Das Gebäude ist auf wärmegedämmten Streifenfundamenten und Bodenplatten gegründet. Für die BOX-Wände wurden Halbfertigteile als Doppelwandelemente mit innenliegender Wärmedämmung hergestellt. Die 4 cm dicken, carbonbewehrten Außen- und Innenschalen sind mit GFK-Ankern verbunden. Der Wandkern besteht aus einer 7,0 cm dicken Aerogel-Hochleistungsdämmschicht an der Außenschale und einer 12 cm dicken Füllbetonschicht aus Normalbeton C35/45.
Die 4,5 m langen und bis zu 2,6 m breiten Deckenplatten sind einachsig gespannte, einfeldrige Vollfertigteile. Zur Material- und Gewichtseinsparung entschied sich das Planungsteam für einen Hohlquerschnitt.
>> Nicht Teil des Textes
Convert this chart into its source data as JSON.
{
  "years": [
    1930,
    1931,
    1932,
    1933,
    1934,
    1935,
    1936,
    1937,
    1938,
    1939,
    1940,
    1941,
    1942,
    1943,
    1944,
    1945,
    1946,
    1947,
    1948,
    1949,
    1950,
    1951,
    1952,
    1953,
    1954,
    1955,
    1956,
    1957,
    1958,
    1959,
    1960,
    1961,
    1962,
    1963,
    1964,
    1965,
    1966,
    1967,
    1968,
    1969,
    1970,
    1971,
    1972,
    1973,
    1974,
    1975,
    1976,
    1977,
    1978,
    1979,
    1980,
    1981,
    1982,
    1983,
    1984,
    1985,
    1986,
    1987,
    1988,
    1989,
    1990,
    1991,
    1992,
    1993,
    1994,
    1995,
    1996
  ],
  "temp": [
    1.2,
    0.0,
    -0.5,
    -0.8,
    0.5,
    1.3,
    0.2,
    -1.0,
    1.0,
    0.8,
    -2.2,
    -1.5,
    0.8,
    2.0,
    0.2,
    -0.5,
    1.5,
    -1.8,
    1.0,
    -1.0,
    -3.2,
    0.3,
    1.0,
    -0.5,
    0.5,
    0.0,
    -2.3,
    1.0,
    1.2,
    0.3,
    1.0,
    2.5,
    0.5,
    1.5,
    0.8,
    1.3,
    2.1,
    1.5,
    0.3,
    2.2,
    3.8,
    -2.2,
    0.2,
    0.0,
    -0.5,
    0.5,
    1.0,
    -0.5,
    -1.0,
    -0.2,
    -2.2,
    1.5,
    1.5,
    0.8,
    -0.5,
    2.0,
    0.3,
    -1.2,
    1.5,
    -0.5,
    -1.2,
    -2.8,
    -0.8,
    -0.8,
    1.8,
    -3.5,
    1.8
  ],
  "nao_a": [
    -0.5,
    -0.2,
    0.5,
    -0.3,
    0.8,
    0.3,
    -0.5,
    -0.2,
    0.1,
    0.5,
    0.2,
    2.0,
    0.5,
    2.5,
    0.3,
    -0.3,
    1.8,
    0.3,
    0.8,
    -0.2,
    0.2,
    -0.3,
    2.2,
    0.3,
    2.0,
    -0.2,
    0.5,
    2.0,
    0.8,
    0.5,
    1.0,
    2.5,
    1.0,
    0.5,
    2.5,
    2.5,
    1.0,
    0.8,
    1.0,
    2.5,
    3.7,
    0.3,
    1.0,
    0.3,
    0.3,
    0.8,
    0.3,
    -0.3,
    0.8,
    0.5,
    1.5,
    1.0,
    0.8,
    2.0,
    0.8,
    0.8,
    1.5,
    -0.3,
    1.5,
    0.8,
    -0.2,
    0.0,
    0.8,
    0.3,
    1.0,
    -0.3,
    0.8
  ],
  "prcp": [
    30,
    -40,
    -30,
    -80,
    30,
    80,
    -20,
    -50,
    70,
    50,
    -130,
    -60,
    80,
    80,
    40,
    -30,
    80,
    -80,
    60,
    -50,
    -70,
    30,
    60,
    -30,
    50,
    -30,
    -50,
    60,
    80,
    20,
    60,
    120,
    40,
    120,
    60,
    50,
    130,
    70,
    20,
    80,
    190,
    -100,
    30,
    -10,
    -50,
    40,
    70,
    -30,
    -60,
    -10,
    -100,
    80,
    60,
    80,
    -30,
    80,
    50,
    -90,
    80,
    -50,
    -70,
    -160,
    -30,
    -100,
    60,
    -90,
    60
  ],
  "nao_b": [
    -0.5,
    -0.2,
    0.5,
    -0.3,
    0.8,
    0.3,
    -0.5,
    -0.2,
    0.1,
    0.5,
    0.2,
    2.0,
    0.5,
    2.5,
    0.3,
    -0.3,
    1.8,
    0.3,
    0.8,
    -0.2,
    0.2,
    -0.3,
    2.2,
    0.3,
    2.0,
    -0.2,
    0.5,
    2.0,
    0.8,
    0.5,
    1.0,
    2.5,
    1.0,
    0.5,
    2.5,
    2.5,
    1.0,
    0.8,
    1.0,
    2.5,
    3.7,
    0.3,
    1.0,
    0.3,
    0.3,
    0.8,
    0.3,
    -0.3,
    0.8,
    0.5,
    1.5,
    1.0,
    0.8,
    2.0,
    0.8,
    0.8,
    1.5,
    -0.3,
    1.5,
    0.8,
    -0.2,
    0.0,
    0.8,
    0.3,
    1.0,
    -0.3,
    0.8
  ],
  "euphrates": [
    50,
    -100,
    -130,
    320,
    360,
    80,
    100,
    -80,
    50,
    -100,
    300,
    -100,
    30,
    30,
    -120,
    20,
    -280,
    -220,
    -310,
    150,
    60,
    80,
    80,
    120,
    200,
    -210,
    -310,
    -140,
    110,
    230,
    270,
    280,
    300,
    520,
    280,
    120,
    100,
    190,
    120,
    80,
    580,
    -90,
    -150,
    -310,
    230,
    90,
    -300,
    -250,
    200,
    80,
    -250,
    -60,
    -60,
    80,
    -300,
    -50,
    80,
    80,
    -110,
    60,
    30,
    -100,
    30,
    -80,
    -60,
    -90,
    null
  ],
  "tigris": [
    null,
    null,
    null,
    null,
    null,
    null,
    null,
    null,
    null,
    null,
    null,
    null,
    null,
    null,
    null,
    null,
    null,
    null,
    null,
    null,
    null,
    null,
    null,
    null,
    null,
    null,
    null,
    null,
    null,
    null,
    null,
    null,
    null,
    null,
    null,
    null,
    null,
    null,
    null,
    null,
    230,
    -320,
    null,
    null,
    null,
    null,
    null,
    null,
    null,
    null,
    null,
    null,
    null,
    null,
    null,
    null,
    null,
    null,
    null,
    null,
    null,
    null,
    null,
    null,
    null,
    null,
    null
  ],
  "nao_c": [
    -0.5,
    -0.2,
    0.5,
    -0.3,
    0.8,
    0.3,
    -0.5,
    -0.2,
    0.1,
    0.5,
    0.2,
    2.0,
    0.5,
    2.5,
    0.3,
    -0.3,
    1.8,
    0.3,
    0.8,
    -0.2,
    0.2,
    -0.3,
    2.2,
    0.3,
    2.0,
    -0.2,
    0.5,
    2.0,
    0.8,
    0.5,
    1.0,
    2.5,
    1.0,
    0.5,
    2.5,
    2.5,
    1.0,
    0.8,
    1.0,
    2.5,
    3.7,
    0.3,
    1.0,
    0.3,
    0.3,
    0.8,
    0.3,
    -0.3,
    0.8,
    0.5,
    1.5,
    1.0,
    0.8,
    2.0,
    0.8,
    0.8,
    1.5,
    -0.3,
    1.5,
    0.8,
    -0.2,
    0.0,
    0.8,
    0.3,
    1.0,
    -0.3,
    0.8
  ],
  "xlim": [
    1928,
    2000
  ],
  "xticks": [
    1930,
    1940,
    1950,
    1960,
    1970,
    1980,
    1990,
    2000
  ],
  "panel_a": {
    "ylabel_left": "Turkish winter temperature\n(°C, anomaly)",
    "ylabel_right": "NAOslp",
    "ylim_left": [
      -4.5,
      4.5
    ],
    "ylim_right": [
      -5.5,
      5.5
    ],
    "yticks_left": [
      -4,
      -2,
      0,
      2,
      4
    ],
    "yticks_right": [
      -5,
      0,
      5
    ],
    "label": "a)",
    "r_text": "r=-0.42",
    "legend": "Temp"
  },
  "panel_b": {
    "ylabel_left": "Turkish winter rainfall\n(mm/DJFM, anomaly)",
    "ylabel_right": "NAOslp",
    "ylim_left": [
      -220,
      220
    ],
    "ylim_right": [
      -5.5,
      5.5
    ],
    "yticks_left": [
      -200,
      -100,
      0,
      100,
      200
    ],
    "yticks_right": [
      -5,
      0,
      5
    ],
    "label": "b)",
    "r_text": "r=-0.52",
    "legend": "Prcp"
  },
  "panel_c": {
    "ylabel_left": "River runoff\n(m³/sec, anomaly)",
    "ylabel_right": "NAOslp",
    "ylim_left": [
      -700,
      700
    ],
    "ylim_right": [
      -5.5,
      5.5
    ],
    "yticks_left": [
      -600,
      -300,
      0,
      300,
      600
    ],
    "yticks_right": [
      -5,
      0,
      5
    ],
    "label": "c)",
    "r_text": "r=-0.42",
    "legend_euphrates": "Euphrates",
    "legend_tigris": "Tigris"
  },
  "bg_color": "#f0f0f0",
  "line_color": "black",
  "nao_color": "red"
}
Die Hohlräume wurden mit OSB-Platten realisiert. Daraus ergeben sich statisch gesehen mehrfach nebeneinander angeordnete Doppel-T-Querschnitte mit 25,0 cm Konstruktionshöhe, zusammengesetzt aus schlanken, carbonfaserbewehrten, horizontalen Gurten von lediglich 3,0 cm Dicke und unbewehrten, 6,0 cm dünnen Stegen. Im Vergleich zu einer massiven Stahlbetonvollplatte konnten mehr als 50 % Beton eingespart werden.
Als einlagige Hauptflächenbewehrung der BOX-Decken wurde analog zu den Wänden ein quadratisches Carbonfasergitter mit einer Bewehrungsquerschnittsfläche von 95 mm²/m und einer Bemessungszugfestigkeit von 1600 N/mm² in der Hauptbeanspruchungsrichtung gewählt. Für den Bauteilbeton wurde die Druckfestigkeitsklasse C50/60 gewählt.
Die Verbindung der Deckenplatten untereinander erfolgte durch Fugenschlösser. Die Deckenfugen wurden nach der Montage baustellenseitig ausbetoniert.
TWIST-Schalen
Ziel des Konzeptdesigns des Architekten Prof. Gunther Henn war, zu zeigen, dass mit Carbonbeton statisch effizient und gleichzeitig ästhetisch anspruchsvoll und geometrisch vielfältig gebaut werden kann. Die elegant schwingenden, sich spielerisch verwindenden TWIST-Schalen mit Regelflächengeometrie lagern auf einer Stützen-Riegel-Konstruktion aus Stahl bzw. direkt auf Fundamenten auf. Sie bilden zugleich den horizontalen und den vertikalen Raumabschluss des Gebäudes und umgeben die BOX.
Der mehrschichtige Querschnitt der TWIST-Elemente ähnelt dem der Deckenplatten der BOX. Es gibt allerdings keine tatsächlichen Hohlräume. Vielmehr wurden EPS-Dämmblöcke integriert, um mit möglichst geringem Betoneinsatz eine tragfähige und gleichzeitig wärmedämmende Dach-Wand-Konstruktion zu erreichen, die dauerhaft wasserdicht sowie witterungsbeständig ist. Der Gesamtaufbau ist 44,0 cm hoch und besitzt drei wesentliche Bestandteile: eine 25,0 cm dicke Tragschale, eine 15,0 cm dicke Dicht- und Dämmschicht und eine 4,0 cm starke Wetterschale als Dachhaut und Witterungsschutz.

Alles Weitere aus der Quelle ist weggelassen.